Ich & Italo

Ich habe Italo-Disco 1983 für mich entdeckt. Es ist „meine“ musikalische Antwort auf die hochkommerzialisierte Synthiepop-Perfektion von damals. Was aus den italienischen Studios kommt klingt auffällig anders. Für mich ist es purer „sound of the underground“.

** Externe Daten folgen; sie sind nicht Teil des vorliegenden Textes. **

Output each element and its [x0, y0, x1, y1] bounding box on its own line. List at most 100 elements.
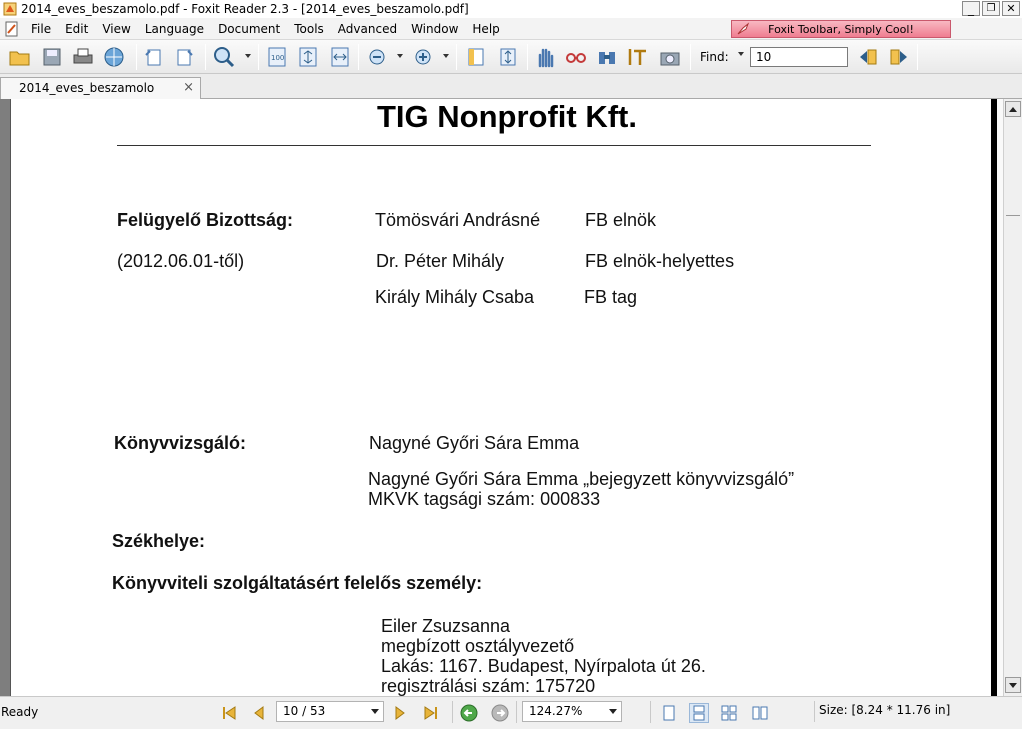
web-button[interactable] — [103, 46, 125, 68]
forward-button[interactable] — [490, 703, 510, 723]
triangle-up-icon — [1009, 106, 1017, 112]
hand-tool-button[interactable] — [534, 46, 556, 68]
menu-file[interactable]: File — [24, 22, 58, 36]
find-next-icon — [890, 49, 907, 65]
continuous-view-button[interactable] — [497, 46, 519, 68]
next-page-button[interactable] — [390, 703, 410, 723]
bookkeeper-registration: regisztrálási szám: 175720 — [381, 676, 596, 696]
menu-view[interactable]: View — [95, 22, 137, 36]
page-number-field[interactable]: 10 / 53 — [276, 701, 384, 722]
zoom-out-button[interactable] — [366, 46, 388, 68]
tab-close-icon[interactable]: × — [183, 78, 194, 98]
pin-icon — [737, 22, 750, 35]
next-page-icon — [395, 706, 405, 720]
back-arrow-icon — [460, 704, 478, 722]
open-folder-icon — [9, 51, 30, 66]
rotate-right-button[interactable] — [174, 46, 196, 68]
previous-page-button[interactable] — [249, 703, 269, 723]
board-member-role: FB elnök — [585, 210, 657, 230]
scroll-down-button[interactable] — [1005, 677, 1021, 693]
scroll-thumb[interactable] — [1006, 215, 1020, 221]
fit-page-button[interactable] — [297, 46, 319, 68]
first-page-icon — [223, 706, 236, 720]
continuous-page-view-button[interactable] — [689, 703, 709, 723]
zoom-in-dropdown-arrow[interactable] — [443, 54, 449, 58]
scroll-up-button[interactable] — [1005, 101, 1021, 117]
pdf-page[interactable]: TIG Nonprofit Kft. Felügyelő Bizottság: … — [10, 99, 991, 696]
document-tab[interactable]: 2014_eves_beszamolo × — [0, 77, 201, 99]
title-bar: 2014_eves_beszamolo.pdf - Foxit Reader 2… — [0, 0, 1022, 18]
zoom-in-icon — [415, 49, 431, 65]
bookkeeper-name: Eiler Zsuzsanna — [381, 616, 511, 636]
zoom-field[interactable]: 124.27% — [522, 701, 622, 722]
page-number-value: 10 / 53 — [283, 704, 326, 718]
auditor-registration: Nagyné Győri Sára Emma „bejegyzett könyv… — [368, 469, 795, 489]
print-button[interactable] — [72, 46, 94, 68]
menu-language[interactable]: Language — [138, 22, 211, 36]
close-window-button[interactable]: ✕ — [1002, 1, 1020, 16]
rotate-right-icon — [177, 49, 193, 66]
menu-edit[interactable]: Edit — [58, 22, 95, 36]
text-select-tool-button[interactable] — [565, 46, 587, 68]
find-previous-icon — [860, 49, 877, 65]
supervisory-board-heading: Felügyelő Bizottság: — [117, 210, 294, 230]
find-label: Find: — [700, 50, 729, 64]
document-viewport[interactable]: TIG Nonprofit Kft. Felügyelő Bizottság: … — [0, 99, 1003, 696]
rotate-left-button[interactable] — [142, 46, 164, 68]
find-options-arrow[interactable] — [738, 52, 744, 56]
fit-width-icon — [331, 47, 349, 67]
binoculars-icon — [599, 52, 615, 64]
zoom-out-icon — [369, 49, 385, 65]
document-title: TIG Nonprofit Kft. — [377, 99, 637, 134]
facing-view-button[interactable] — [719, 703, 739, 723]
vertical-scrollbar[interactable] — [1003, 99, 1022, 696]
window-title: 2014_eves_beszamolo.pdf - Foxit Reader 2… — [21, 2, 469, 16]
menu-window[interactable]: Window — [404, 22, 465, 36]
snapshot-tool-button[interactable] — [659, 46, 681, 68]
page-size-info: Size: [8.24 * 11.76 in] — [814, 701, 1022, 722]
find-input[interactable]: 10 — [750, 47, 848, 67]
open-button[interactable] — [9, 46, 31, 68]
typewriter-tool-button[interactable] — [628, 46, 650, 68]
status-bar: Ready 10 / 53 124.27% Size: [8.24 * 11.7… — [0, 696, 1022, 729]
single-page-view-button[interactable] — [659, 703, 679, 723]
continuous-facing-view-button[interactable] — [750, 703, 770, 723]
rotate-left-icon — [145, 49, 161, 66]
restore-icon: ❐ — [986, 3, 996, 14]
menu-advanced[interactable]: Advanced — [331, 22, 404, 36]
auditor-heading: Könyvvizsgáló: — [114, 433, 247, 453]
menu-bar: File Edit View Language Document Tools A… — [0, 18, 1022, 40]
zoom-out-dropdown-arrow[interactable] — [397, 54, 403, 58]
zoom-in-tool-button[interactable] — [213, 46, 235, 68]
board-member-role: FB tag — [584, 287, 638, 307]
title-rule — [117, 145, 871, 146]
menu-tools[interactable]: Tools — [287, 22, 331, 36]
save-icon — [43, 48, 61, 66]
document-tab-label: 2014_eves_beszamolo — [19, 81, 155, 95]
zoom-dropdown-arrow[interactable] — [245, 54, 251, 58]
minimize-button[interactable]: _ — [962, 1, 980, 16]
close-icon: ✕ — [1006, 2, 1016, 15]
promo-banner[interactable]: Foxit Toolbar, Simply Cool! — [731, 20, 951, 38]
menu-help[interactable]: Help — [465, 22, 506, 36]
bookmark-panel-button[interactable] — [465, 46, 487, 68]
last-page-button[interactable] — [421, 703, 441, 723]
menu-document[interactable]: Document — [211, 22, 287, 36]
find-previous-button[interactable] — [857, 46, 879, 68]
back-button[interactable] — [459, 703, 479, 723]
status-text: Ready — [1, 705, 39, 719]
page-dropdown-arrow[interactable] — [371, 709, 379, 714]
board-member-name: Király Mihály Csaba — [375, 287, 535, 307]
actual-size-button[interactable]: 100 — [266, 46, 288, 68]
save-button[interactable] — [41, 46, 63, 68]
find-tool-button[interactable] — [596, 46, 618, 68]
document-menu-icon[interactable] — [4, 21, 20, 37]
zoom-in-button[interactable] — [412, 46, 434, 68]
triangle-down-icon — [1009, 682, 1017, 688]
zoom-dropdown-arrow-status[interactable] — [609, 709, 617, 714]
fit-width-button[interactable] — [329, 46, 351, 68]
last-page-icon — [424, 706, 437, 720]
find-next-button[interactable] — [888, 46, 910, 68]
first-page-button[interactable] — [219, 703, 239, 723]
restore-button[interactable]: ❐ — [982, 1, 1000, 16]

Anspruchslos, schlitzohrig, low budget und zu 100% ehrlich. Italo-Disco ist der markante Gegensatz zu den europäischen, äusserst chartorientierten Major Label-Produktionen. Als junger Musikkonsument gefällt mir dieser Aspekt sehr. Die Leute in meiner Schule hören Mötley Crüe und Modern Talking, ich hingegen biege sofort in Richtung Italo-Disco ab. Letzten Endes entdecke ich dank Italo-Disco die Intensität der elektronischen Tanzmusik und die DJ-Kultur.

Ich erinnere mich gut daran, dass Italo-Disco stets für ein musikalisches Randphänomen gehalten wird: Depeche Mode für Arme und Rückständige – so lauten etwa boshafte Kommentare hinter vorgehaltener Hand. Dass die Italo-Disco-Szene von echten Musikern und erfahrenen Studioproduzenten verkörpert wird, davon nimmt man kaum Notiz.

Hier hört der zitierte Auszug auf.